Who had not set eyes on her brother for decades.

FIFTH DAY

22

It was late when the noise woke Erlendur up the following morning. It took him a long time to stir after a dreamless night, and at first he did not realise what the awful din was that resounded in his little room. He had stayed up all night watching a succession of tapes, but only saw Gudlaugur’s sister that one day. Erlendur couldn’t believe it was purely coincidence that she went to the hotel — that she had business there other than to meet her brother, with whom she claimed to have had no contact for decades.

Erlendur had unearthed a lie and he knew there was nothing more valuable for a criminal investigation.

The noise refused to stop, and gradually Erlendur realised that it was his telephone.
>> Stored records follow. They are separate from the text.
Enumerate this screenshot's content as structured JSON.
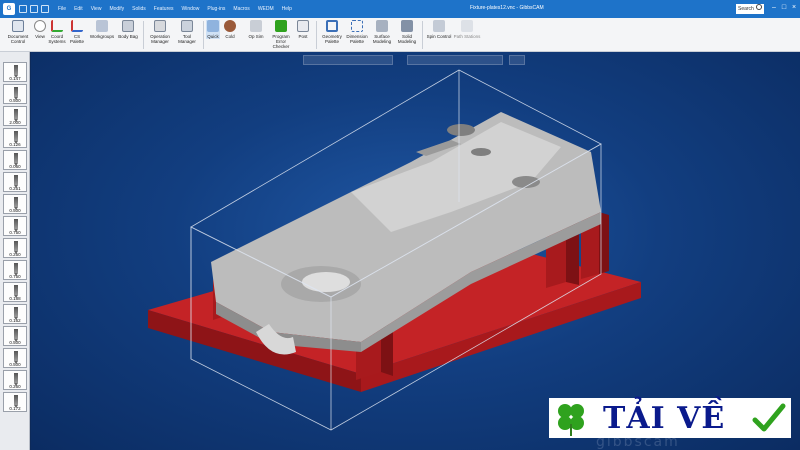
{
  "app": {
    "logo_letter": "G",
    "window_title": "Fixture-plates12.vnc - GibbsCAM",
    "search_placeholder": "Search"
  },
  "menu": [
    "File",
    "Edit",
    "View",
    "Modify",
    "Solids",
    "Features",
    "Window",
    "Plug-ins",
    "Macros",
    "WEDM",
    "Help"
  ],
  "ribbon": {
    "document_control": "Document Control",
    "view": "View",
    "coord_systems": "Coord Systems",
    "cs_palette": "CS Palette",
    "workgroups": "Workgroups",
    "body_bag": "Body Bag",
    "operation_manager": "Operation Manager",
    "tool_manager": "Tool Manager",
    "quick": "Quick",
    "cold": "Cold",
    "op_sim": "Op Sim",
    "program_error_checker": "Program Error Checker",
    "post": "Post",
    "geometry_palette": "Geometry Palette",
    "dimension_palette": "Dimension Palette",
    "surface_modeling": "Surface Modeling",
    "solid_modeling": "Solid Modeling",
    "spin_control": "Spin Control",
    "path_stations": "Path Stations"
  },
  "tools": [
    "0.147",
    "0.500",
    "2.000",
    "0.126",
    "0.060",
    "0.251",
    "0.500",
    "0.750",
    "0.250",
    "0.750",
    "0.188",
    "0.162",
    "0.500",
    "0.500",
    "0.260",
    "0.172"
  ],
  "watermark": "gibbscam",
  "banner": {
    "text": "TẢI VỀ"
  },
  "colors": {
    "title_bar": "#1e73c9",
    "viewport_bg": "#123e80",
    "plate": "#c42326",
    "part": "#bcbcbc",
    "banner_text": "#0a1a8c",
    "check": "#2fa21e",
    "clover": "#2fa21e"
  }
}
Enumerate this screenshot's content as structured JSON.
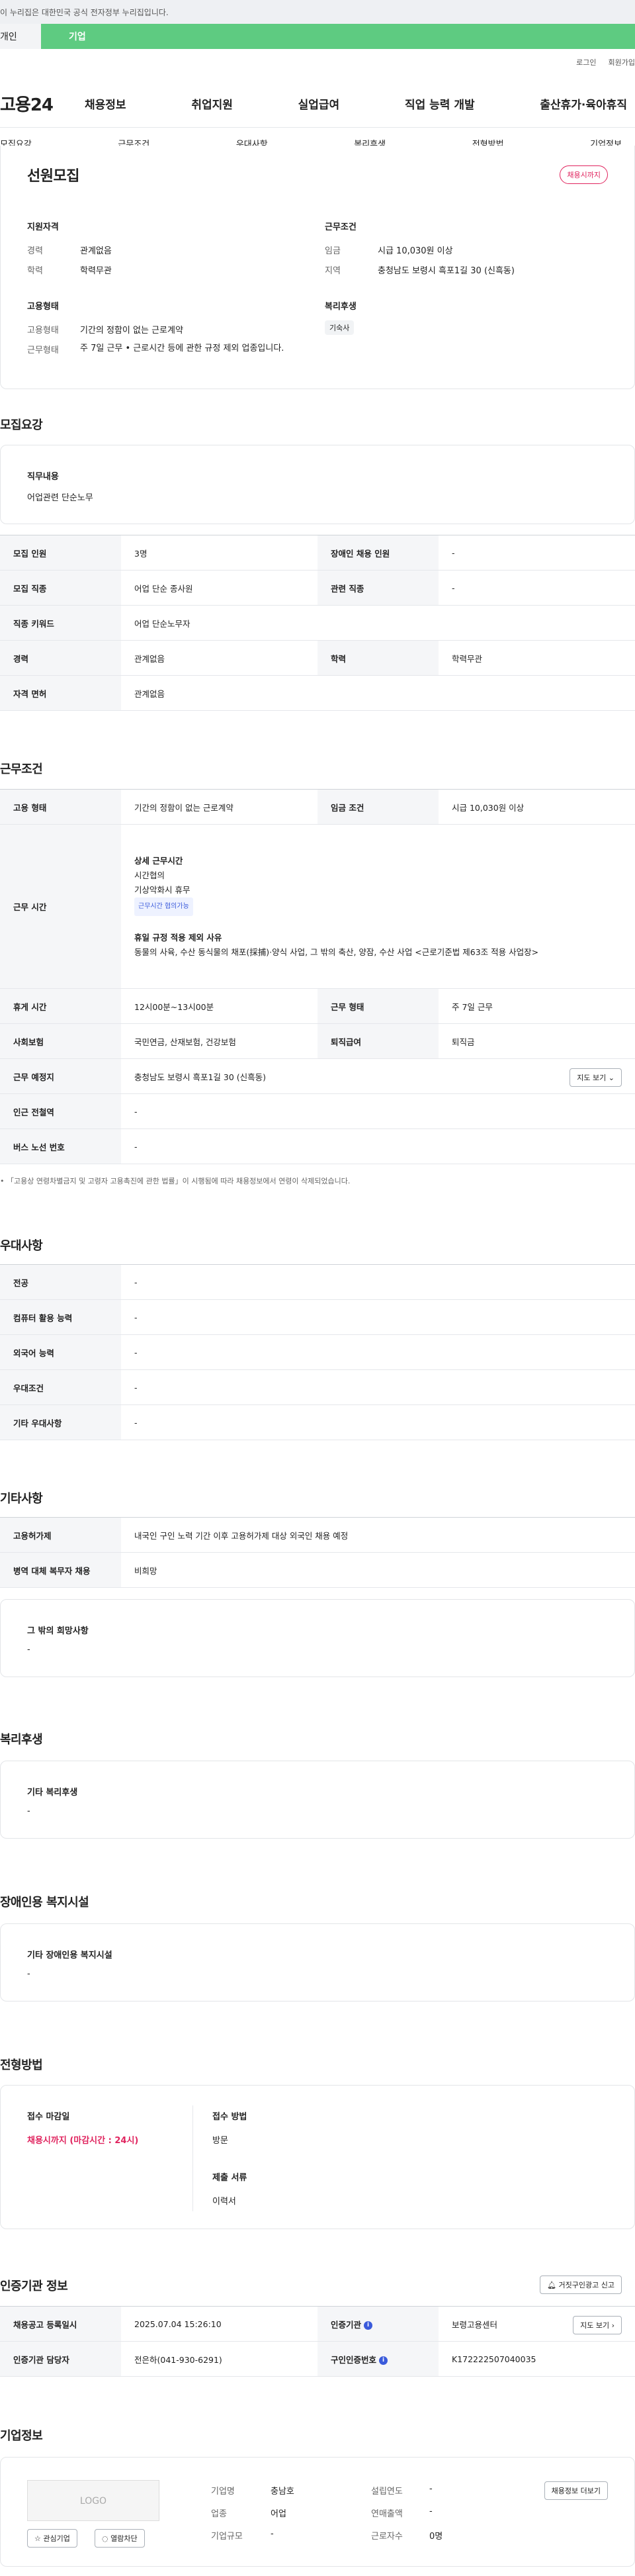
{
  "notice": "이 누리집은 대한민국 공식 전자정부 누리집입니다.",
  "tabs": {
    "personal": "개인",
    "company": "기업"
  },
  "util": {
    "login": "로그인",
    "join": "회원가입"
  },
  "logo": "고용24",
  "gnb": [
    "채용정보",
    "취업지원",
    "실업급여",
    "직업 능력 개발",
    "출산휴가·육아휴직"
  ],
  "subnav": [
    "모집요강",
    "근무조건",
    "우대사항",
    "복리후생",
    "전형방법",
    "기업정보"
  ],
  "summary": {
    "title": "선원모집",
    "status": "채용시까지",
    "qual_title": "지원자격",
    "career_label": "경력",
    "career": "관계없음",
    "edu_label": "학력",
    "edu": "학력무관",
    "cond_title": "근무조건",
    "wage_label": "임금",
    "wage": "시급 10,030원 이상",
    "region_label": "지역",
    "region": "충청남도 보령시 흑포1길 30 (신흑동)",
    "emp_title": "고용형태",
    "emptype_label": "고용형태",
    "emptype": "기간의 정함이 없는 근로계약",
    "worktype_label": "근무형태",
    "worktype": "주 7일 근무 • 근로시간 등에 관한 규정 제외 업종입니다.",
    "welfare_title": "복리후생",
    "welfare_tag": "기숙사"
  },
  "recruit": {
    "title": "모집요강",
    "job_title": "직무내용",
    "job_desc": "어업관련 단순노무",
    "rows": {
      "count_h": "모집 인원",
      "count": "3명",
      "disabled_h": "장애인 채용 인원",
      "disabled": "-",
      "occupation_h": "모집 직종",
      "occupation": "어업 단순 종사원",
      "related_h": "관련 직종",
      "related": "-",
      "keyword_h": "직종 키워드",
      "keyword": "어업 단순노무자",
      "career_h": "경력",
      "career": "관계없음",
      "edu_h": "학력",
      "edu": "학력무관",
      "license_h": "자격 면허",
      "license": "관계없음"
    }
  },
  "work": {
    "title": "근무조건",
    "emptype_h": "고용 형태",
    "emptype": "기간의 정함이 없는 근로계약",
    "wage_h": "임금 조건",
    "wage": "시급 10,030원 이상",
    "hours_h": "근무 시간",
    "hours_detail_title": "상세 근무시간",
    "hours_line1": "시간협의",
    "hours_line2": "기상악화시 휴무",
    "hours_badge": "근무시간 협의가능",
    "exempt_title": "휴일 규정 적용 제외 사유",
    "exempt_desc": "동물의 사육, 수산 동식물의 채포(採捕)·양식 사업, 그 밖의 축산, 양잠, 수산 사업 <근로기준법 제63조 적용 사업장>",
    "break_h": "휴게 시간",
    "break": "12시00분~13시00분",
    "form_h": "근무 형태",
    "form": "주 7일 근무",
    "insurance_h": "사회보험",
    "insurance": "국민연금, 산재보험, 건강보험",
    "severance_h": "퇴직급여",
    "severance": "퇴직금",
    "place_h": "근무 예정지",
    "place": "충청남도 보령시 흑포1길 30 (신흑동)",
    "map_btn": "지도 보기",
    "subway_h": "인근 전철역",
    "subway": "-",
    "bus_h": "버스 노선 번호",
    "bus": "-",
    "footnote": "「고용상 연령차별금지 및 고령자 고용촉진에 관한 법률」이 시행됨에 따라 채용정보에서 연령이 삭제되었습니다."
  },
  "pref": {
    "title": "우대사항",
    "major_h": "전공",
    "major": "-",
    "computer_h": "컴퓨터 활용 능력",
    "computer": "-",
    "lang_h": "외국어 능력",
    "lang": "-",
    "cond_h": "우대조건",
    "cond": "-",
    "etc_h": "기타 우대사항",
    "etc": "-"
  },
  "other": {
    "title": "기타사항",
    "visa_h": "고용허가제",
    "visa": "내국인 구인 노력 기간 이후 고용허가제 대상 외국인 채용 예정",
    "military_h": "병역 대체 복무자 채용",
    "military": "비희망",
    "extra_title": "그 밖의 희망사항",
    "extra": "-"
  },
  "welfare": {
    "title": "복리후생",
    "sub": "기타 복리후생",
    "val": "-"
  },
  "disability": {
    "title": "장애인용 복지시설",
    "sub": "기타 장애인용 복지시설",
    "val": "-"
  },
  "process": {
    "title": "전형방법",
    "deadline_h": "접수 마감일",
    "deadline": "채용시까지 (마감시간 : 24시)",
    "method_h": "접수 방법",
    "method": "방문",
    "docs_h": "제출 서류",
    "docs": "이력서"
  },
  "cert": {
    "title": "인증기관 정보",
    "report_btn": "거짓구인광고 신고",
    "reg_h": "채용공고 등록일시",
    "reg": "2025.07.04 15:26:10",
    "org_h": "인증기관",
    "org": "보령고용센터",
    "map_btn": "지도 보기",
    "manager_h": "인증기관 담당자",
    "manager": "전은하(041-930-6291)",
    "certno_h": "구인인증번호",
    "certno": "K172222507040035"
  },
  "company": {
    "title": "기업정보",
    "logo_text": "LOGO",
    "fav_btn": "관심기업",
    "block_btn": "열람차단",
    "name_h": "기업명",
    "name": "충남호",
    "industry_h": "업종",
    "industry": "어업",
    "size_h": "기업규모",
    "size": "-",
    "founded_h": "설립연도",
    "founded": "-",
    "sales_h": "연매출액",
    "sales": "-",
    "workers_h": "근로자수",
    "workers": "0명",
    "more_btn": "채용정보 더보기"
  }
}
He answered and heard the hotel manager’s voice.

“You must come down to the kitchen,” the manager said. “There’s someone here you should talk to.”

“Who is it?” Erlendur asked.

“A lad who went home sick the day we found Gudlaugur,” the manager said. “You ought to come.”
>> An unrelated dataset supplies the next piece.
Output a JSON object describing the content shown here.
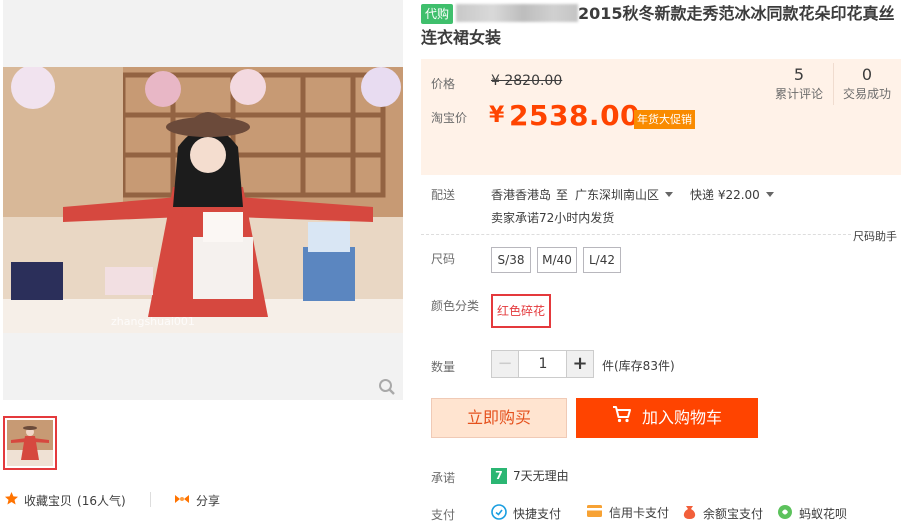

Erlendur got out of bed. He was still in his clothes. He went into the bathroom, looked in the mirror and perused the several days” stubble, which made a noise like sandpaper being rubbed over rough timber when he stroked it. His beard was dense and coarse like his father’s.
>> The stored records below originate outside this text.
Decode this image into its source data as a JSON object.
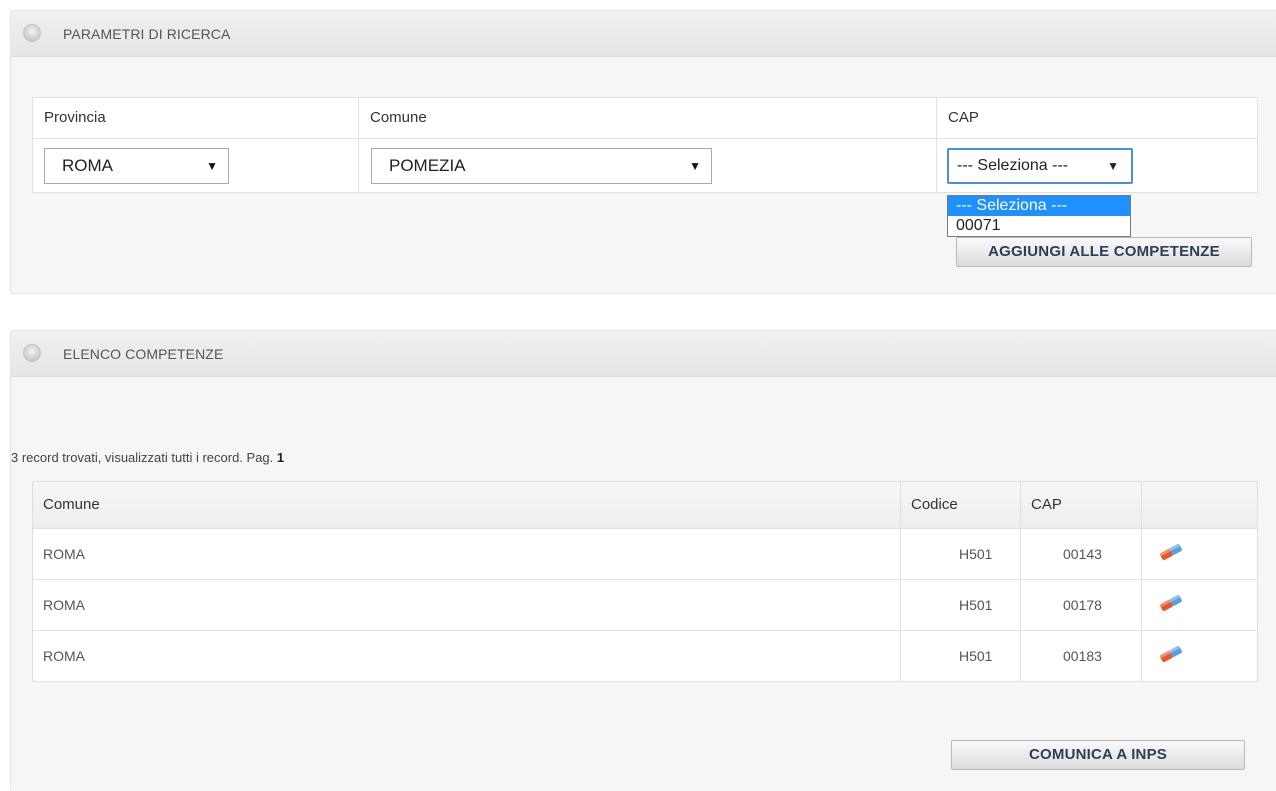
{
  "search_panel": {
    "title": "PARAMETRI DI RICERCA",
    "columns": {
      "provincia": "Provincia",
      "comune": "Comune",
      "cap": "CAP"
    },
    "provincia_value": "ROMA",
    "comune_value": "POMEZIA",
    "cap_value": "--- Seleziona ---",
    "cap_options": [
      "--- Seleziona ---",
      "00071"
    ],
    "cap_selected_index": 0,
    "add_button": "AGGIUNGI ALLE COMPETENZE"
  },
  "list_panel": {
    "title": "ELENCO COMPETENZE",
    "record_info": "3 record trovati, visualizzati tutti i record. Pag.",
    "page": "1",
    "headers": [
      "Comune",
      "Codice",
      "CAP",
      ""
    ],
    "rows": [
      {
        "comune": "ROMA",
        "codice": "H501",
        "cap": "00143",
        "icon": "eraser-icon"
      },
      {
        "comune": "ROMA",
        "codice": "H501",
        "cap": "00178",
        "icon": "eraser-icon"
      },
      {
        "comune": "ROMA",
        "codice": "H501",
        "cap": "00183",
        "icon": "eraser-icon"
      }
    ],
    "send_button": "COMUNICA A INPS"
  },
  "colors": {
    "accent": "#1e90ff",
    "focus_border": "#4a90d9",
    "button_text": "#2c3f58",
    "eraser_orange": "#e8562a",
    "eraser_blue": "#5aa0dc"
  }
}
Before going downstairs he telephoned Sigurdur Oli and told him to go to with Elinborg to Hafnarfjordur to take Gudlaugur’s sister in for questioning. He would meet them later that day. He did not explain why he wanted to talk to her. He did not want them to blurt it out. Wanted to see her expression when she realised that he knew she had been lying.

When Erlendur went into the kitchen he saw the hotel manager standing with an exceptionally skinny man in his twenties. Erlendur wondered whether the contrast with the manager was playing tricks on his vision; beside him, everyone looked skinny.

“There you are,” the manager said. “Anyone would think I’m taking over this investigation of yours, locating witnesses and whatever.”